Philipp Kohlschreiber holds up the German flag at the German Open 2016. After a rather bad first set – like in his first-round match against Carlos Berlocq – the German number one raised his game against the Argentinian underdog, Nicolas Kicker, and thus booked a place in the quarter finals. After almost two hours, the 30-year old player from Augsburg enjoyed as the crowd celebrated him for his 4-6, 6-1 and 6-2 victory.
“I was very nervous at the beginning being aware of the chance I have here. However, I pulled myself together in time. My opponent didn’t have anything to lose. I might have been the favourite on paper but everybody here surely knows how to play tennis which doesn’t make things any easier sometimes,” said Philipp Kohlschreiber during his post-match interview on the Centre Court.
Kicker, who had celebrated his first victory on the ATP Tour after his first-round match, started the encounter against the number 22 of the world without any fear and immediately broke Kohlschreiber’s first service game. The 23-year old player from Merlo delighted with his solid baseline game, whereas the German made too many errors during the first set while trying to dictate the game. Thus, the Argentinian, who had only had his debut on the ATP World Tour in spring, took the first set. Kohlschreiber didn’t start rushing but pushed the reset button and more consistently stuck to his game plan, thus only losing another three games.
On Friday, in the quarters, he will be facing an Argentinian player for the third time in a row in this tournament. “It is another player I will have to watch on YouTube because I don’t know a lot about him,” Kohlschreiber explained. Olivo won the Argentinian duel against Maximo Gonzalez 6-3, 6-4. The 24-year old is ranked almost 100 placed behind Gonzalez which, however, on the “Centre Court of the World” was hardly to be noticed. Olivio moved well and was the more courageous player. Furthermore, he fended off all three of his opponent’s break points. Gonzalez surprised the crowd in his first-round match when he beat Jeremy Chardy after fending off match point. Now, he simply lacked the energy to turn things around – especially since Gonzalez was also struggling with physical problems. In the second set, the physio had to give him a pain killer.
The Uruguayan, Pablo Cuevas, reconfirms his status as one of the best clay court players of 2016. It took Cuevas merely 77 minutes to wrap up the all South American match against the Brazilian qualifier, Thiago Monteiro, 6-2 6-3, and thus book a place in the quarters of the most important German clay court tournament.
Especially on his own serve, Cuevas seems untouchable.
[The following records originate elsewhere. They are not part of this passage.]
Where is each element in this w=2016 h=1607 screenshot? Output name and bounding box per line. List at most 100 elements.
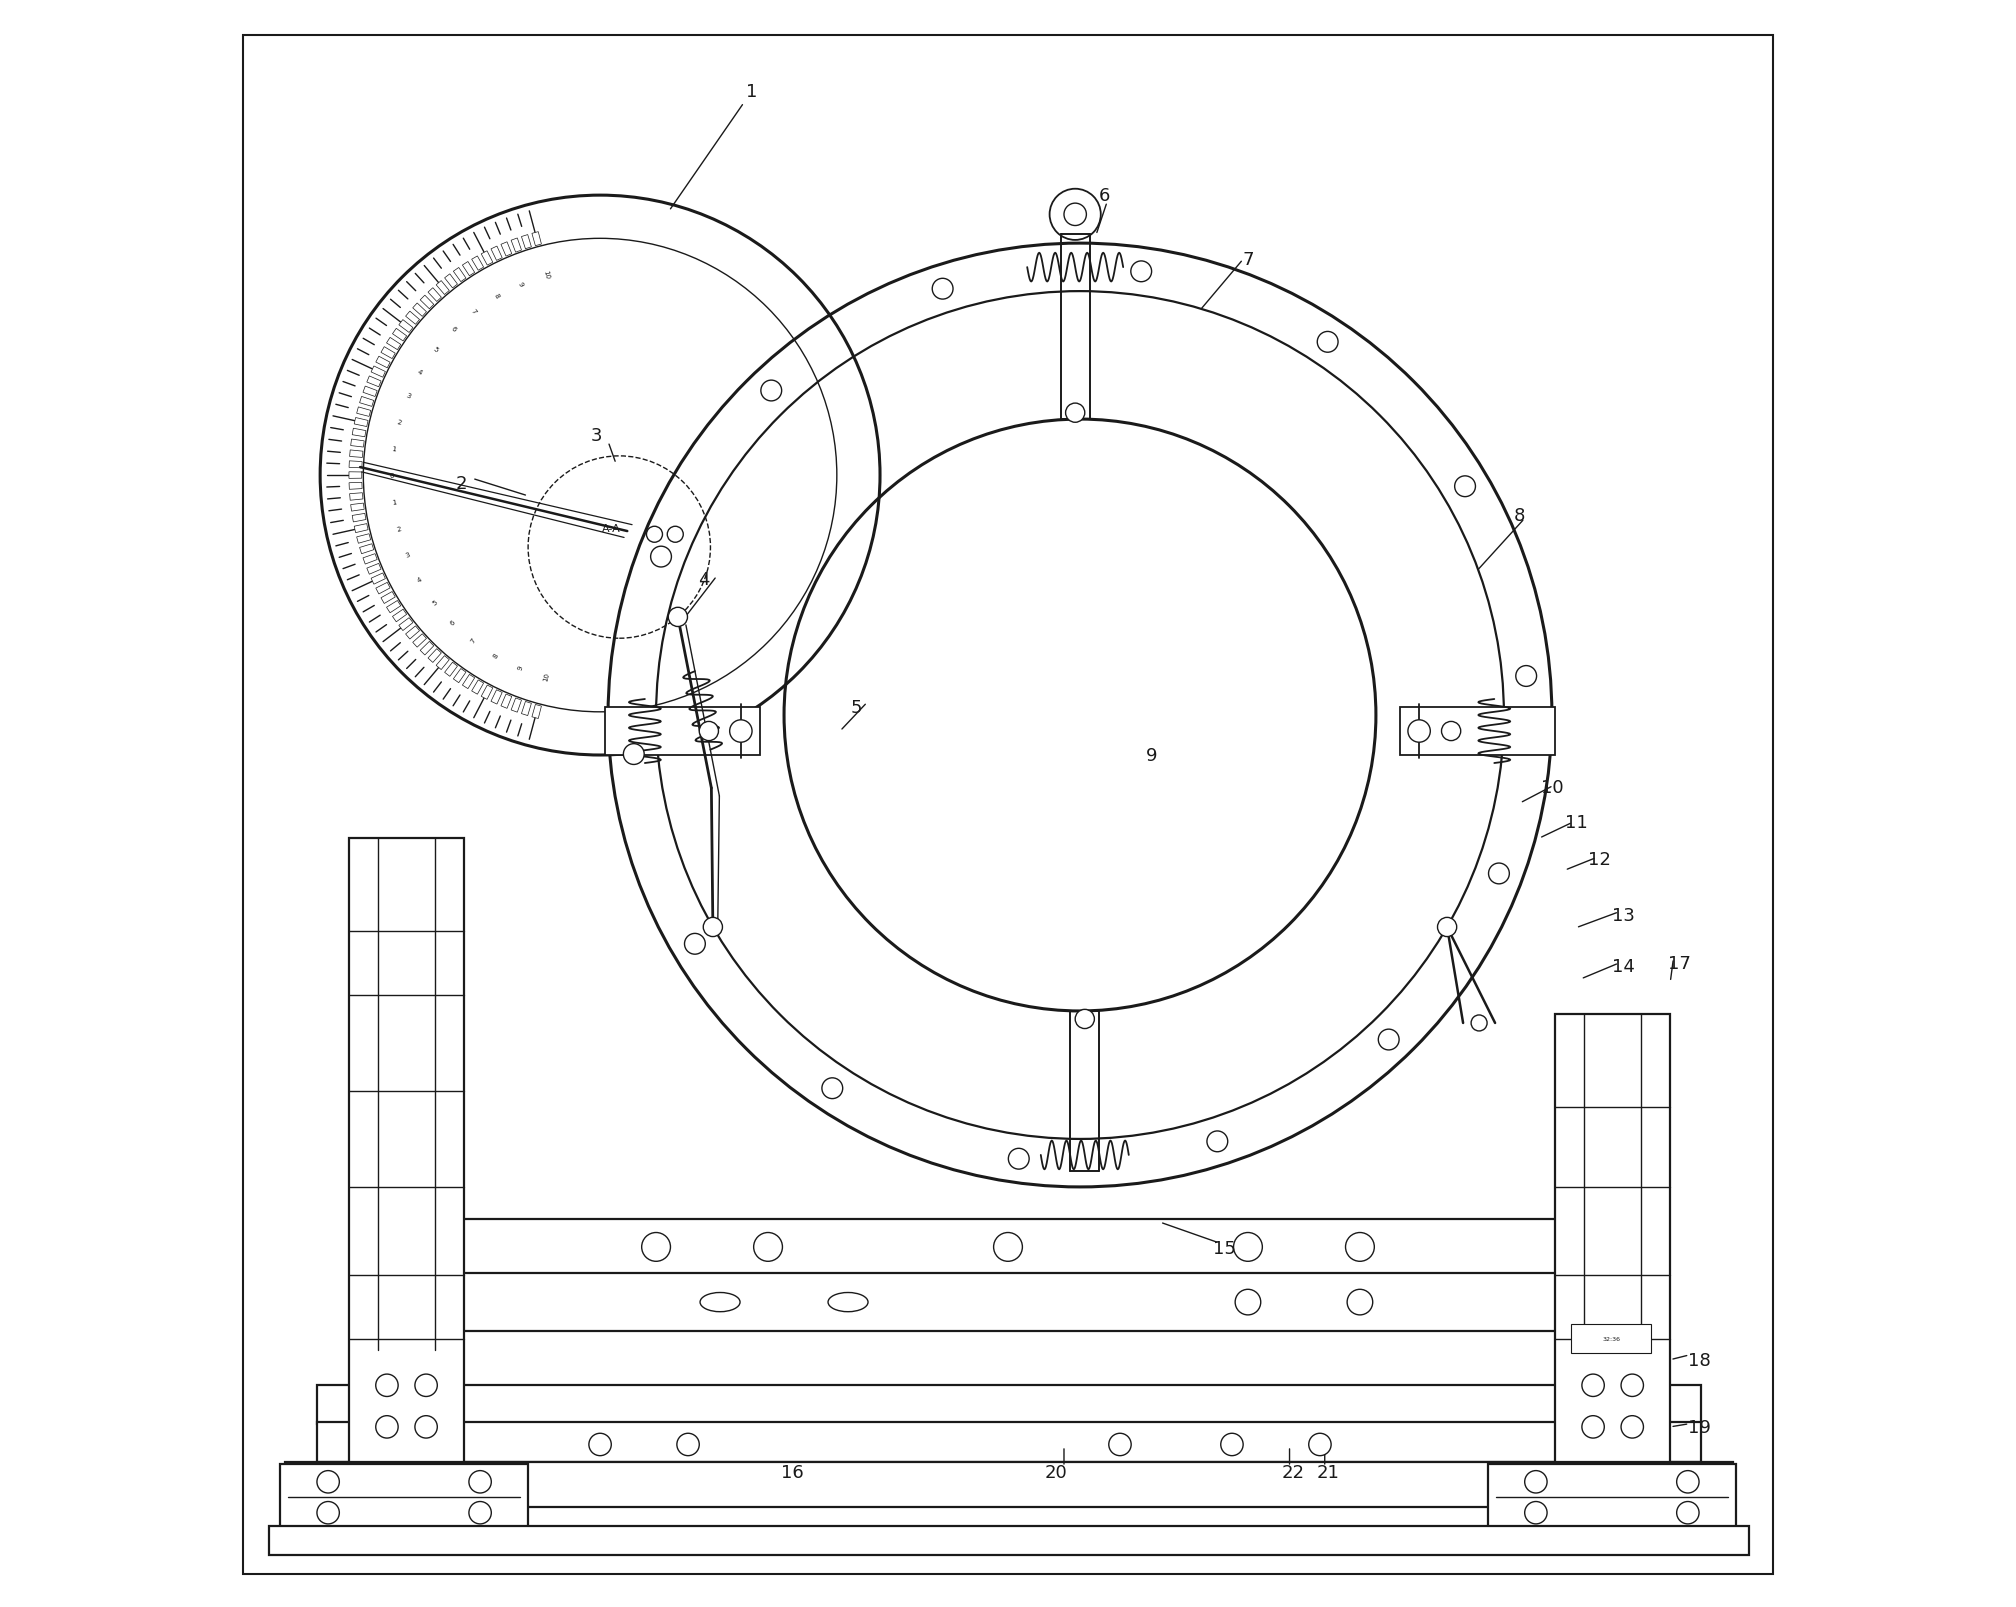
Polygon shape [472, 257, 484, 272]
Circle shape [667, 607, 687, 627]
Circle shape [415, 1416, 437, 1438]
Circle shape [1621, 1416, 1643, 1438]
Circle shape [470, 1470, 492, 1493]
Circle shape [1524, 1470, 1546, 1493]
Text: 5: 5 [431, 346, 439, 354]
Polygon shape [363, 554, 377, 564]
Polygon shape [492, 691, 502, 704]
Text: 4: 4 [417, 575, 423, 583]
Polygon shape [413, 304, 427, 317]
Text: 9: 9 [516, 281, 524, 288]
Text: 11: 11 [1564, 813, 1587, 832]
Circle shape [823, 1078, 843, 1099]
Text: 5: 5 [851, 699, 861, 717]
Polygon shape [349, 484, 363, 490]
Circle shape [1347, 1289, 1373, 1315]
Text: 8: 8 [492, 652, 500, 659]
Polygon shape [446, 275, 458, 289]
Polygon shape [367, 376, 381, 387]
Polygon shape [371, 574, 385, 585]
Bar [1554, 1014, 1671, 1462]
Polygon shape [446, 662, 458, 677]
Text: 9: 9 [1147, 747, 1157, 765]
Polygon shape [427, 289, 442, 302]
Text: 7: 7 [1242, 251, 1254, 268]
Circle shape [1208, 1131, 1228, 1152]
Text: 7: 7 [470, 307, 478, 315]
Circle shape [317, 1501, 339, 1523]
Text: 21: 21 [1316, 1462, 1339, 1480]
Polygon shape [462, 675, 474, 689]
Text: 2: 2 [397, 525, 401, 534]
Text: 19: 19 [1687, 1417, 1710, 1437]
Polygon shape [375, 357, 391, 368]
Circle shape [470, 1501, 492, 1523]
Polygon shape [435, 281, 450, 296]
Text: 1: 1 [391, 445, 397, 452]
Text: 7: 7 [470, 636, 478, 644]
Bar [280, 1464, 528, 1531]
Polygon shape [381, 591, 395, 604]
Text: 4: 4 [417, 368, 423, 376]
Bar [1399, 707, 1554, 755]
Polygon shape [349, 461, 363, 469]
Circle shape [1583, 1374, 1605, 1396]
Circle shape [1066, 403, 1085, 423]
Polygon shape [413, 635, 427, 648]
Polygon shape [522, 702, 532, 717]
Text: 20: 20 [1044, 1462, 1066, 1480]
Polygon shape [482, 686, 492, 701]
Circle shape [415, 1374, 437, 1396]
Circle shape [1236, 1289, 1260, 1315]
Circle shape [1379, 1030, 1399, 1051]
Polygon shape [472, 680, 484, 694]
Bar [317, 1385, 1702, 1424]
Circle shape [1516, 667, 1536, 686]
Circle shape [1677, 1470, 1699, 1493]
Polygon shape [454, 268, 466, 283]
Text: 1: 1 [391, 500, 397, 506]
Circle shape [623, 744, 645, 765]
Ellipse shape [700, 1292, 740, 1311]
Polygon shape [532, 705, 542, 718]
Circle shape [1437, 918, 1458, 937]
Bar [284, 1462, 1732, 1507]
Polygon shape [399, 320, 413, 333]
Circle shape [1345, 1233, 1375, 1261]
Circle shape [1075, 1009, 1095, 1028]
Circle shape [730, 720, 752, 742]
Polygon shape [387, 601, 401, 614]
Circle shape [589, 1433, 611, 1456]
Text: 15: 15 [1212, 1239, 1236, 1257]
Circle shape [1131, 262, 1151, 283]
Text: 6: 6 [450, 325, 458, 333]
Text: 2: 2 [397, 418, 401, 426]
Text: 4: 4 [698, 570, 710, 588]
Text: 22: 22 [1282, 1462, 1304, 1480]
Circle shape [685, 934, 706, 955]
Text: 8: 8 [492, 292, 500, 299]
Polygon shape [435, 656, 450, 670]
Text: 14: 14 [1613, 958, 1635, 975]
Text: 12: 12 [1589, 850, 1611, 868]
Circle shape [1456, 477, 1476, 497]
Circle shape [667, 527, 683, 543]
Text: 16: 16 [780, 1462, 804, 1480]
Circle shape [1109, 1433, 1131, 1456]
Polygon shape [357, 408, 371, 418]
Text: 8: 8 [1514, 506, 1526, 525]
Polygon shape [357, 535, 371, 543]
Text: 3: 3 [405, 551, 411, 559]
Polygon shape [405, 627, 419, 640]
Bar [349, 839, 464, 1462]
Polygon shape [355, 418, 369, 427]
Circle shape [1524, 1501, 1546, 1523]
Polygon shape [522, 236, 532, 249]
Circle shape [677, 1433, 700, 1456]
Text: 0: 0 [389, 472, 395, 479]
Text: 6: 6 [1099, 186, 1109, 206]
Polygon shape [355, 524, 369, 534]
Circle shape [931, 280, 954, 301]
Text: A-A: A-A [603, 524, 621, 534]
Text: 6: 6 [450, 619, 458, 627]
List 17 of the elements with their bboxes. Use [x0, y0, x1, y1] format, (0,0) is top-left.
While in his first-round match against Florian Mayer he didn’t even allow one break point he granted Monteiro just one and earned himself a total of 13 break points which proofs how one-sided the match was. Cuevas surely displayed his class: the “Uru” was very athletic and aggressive, not permitting Monteiro to come up with an answer. “Thiago is a very good player. He didn’t have anything to lose and I’m really happy I made it. The crowd’s support was fantastic, especially my fan club’s,” Cuevas said happily about his victory, as well as the cheers of the kids supporting him within the framework of the “Children for Champions” activity in Hamburg – and, who knows, they might even support him through to the final on Sunday! After all, Cuevas has long become one of the hottest contenders to win the tournament.
In order to make another step towards the trophy Cuevas will have to face the Frenchman, Paul-Henri Mathieu. Last night, the Frenchman and his opponent, Nicolas Almagro surely competed in the so far best match of this year’s tournament. After a real nearly three-hour thriller, the 34-year old player converted his second match point with a net cord shot and wrapped up the match 4-6, 7-6, 7-5 – pure drama indeed! As usual, Almagro showed his emotional side and caused the Hamburg crowd to resent his temper. Although he clearly was the better server he was too careless when trying to use his chances and lost his nerves in the deciding moments. Although the 30-year old Iberian took the first set 6-4, he couldn’t use any of the ten break points he had throughout the encounter. Mathieu drew on all his experience, won the second set in the tiebreaker, calmly waited for his chances in the third and eventually won the last game of the third set 40 love.